Wird ein Ausstandsgrund nicht von Amtes wegen beachtet, so hat die Partei, die ihn kennt, unverzüglich ein Ausstandsbegehren zu stellen, das zu begründen ist.

Bestehen Zweifel über die Ausstandspflicht oder wird von einer Partei ein Ablehnungsgrund oder von einem Beamten Befangenheit geltend gemacht, entscheiden über den Austritt

  1. eines Untersuchungsrichters oder eines Staatsanwaltes: der Präsident der Beschwerdekammer des Obergerichtes,

  2. eines Bezirksgerichtspräsidenten: eine Kommission des Obergerichtes,

  3. von Bezirksrichtern oder Oberrichtern: das Gericht, die Abteilung, Kammer oder Kommission selbst, wenn nicht die Mehrzahl der Richter davon betroffen ist, andernfalls eine Kommission des Obergerichtes,

  4. 3bis. aller oder so vieler Oberrichter, dass keine gültige Verhandlung mehr stattfinden kann: so viele ausserordentliche Ersatzrichter, als zur Beurteilung der Ausstandsfrage und nötigenfalls der Hauptsache selbst erforderlich sind; der Obergerichtspräsident bezeichnet diese Ersatzrichter durch Los aus der Zahl der Gerichtspräsidenten der in der Sache nicht beteiligten Bezirke,

  5. eines Gerichtsschreibers: das urteilende Gericht.
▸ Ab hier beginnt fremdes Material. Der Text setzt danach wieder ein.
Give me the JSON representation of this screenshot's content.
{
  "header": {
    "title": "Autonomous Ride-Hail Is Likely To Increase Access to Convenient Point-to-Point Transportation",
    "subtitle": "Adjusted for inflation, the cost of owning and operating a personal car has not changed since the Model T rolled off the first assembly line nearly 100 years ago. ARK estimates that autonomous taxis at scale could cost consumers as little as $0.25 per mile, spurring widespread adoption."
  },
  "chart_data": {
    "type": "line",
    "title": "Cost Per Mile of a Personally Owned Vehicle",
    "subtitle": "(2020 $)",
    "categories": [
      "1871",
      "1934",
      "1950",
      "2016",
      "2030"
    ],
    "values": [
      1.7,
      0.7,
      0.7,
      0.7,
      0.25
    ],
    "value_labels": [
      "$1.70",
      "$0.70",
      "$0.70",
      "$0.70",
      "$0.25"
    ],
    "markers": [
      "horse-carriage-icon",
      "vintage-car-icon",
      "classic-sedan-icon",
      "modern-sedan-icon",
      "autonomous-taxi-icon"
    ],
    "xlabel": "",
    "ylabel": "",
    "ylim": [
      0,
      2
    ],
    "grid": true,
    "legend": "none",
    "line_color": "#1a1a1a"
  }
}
Über den Ausstand wird unter Austritt der betroffenen Richter unter Zuziehung von Ersatzrichtern entschieden.

Die über den Austritt entscheidende Behörde bestimmt nötigenfalls zugleich den Stellvertreter.

Bis zum Entscheid über das Vorliegen eines Ausstands- oder Ablehnungsgrundes sind die unumgänglich notwendigen Massnahmen vom ordentlicherweise zuständigen Beamten vorzukehren.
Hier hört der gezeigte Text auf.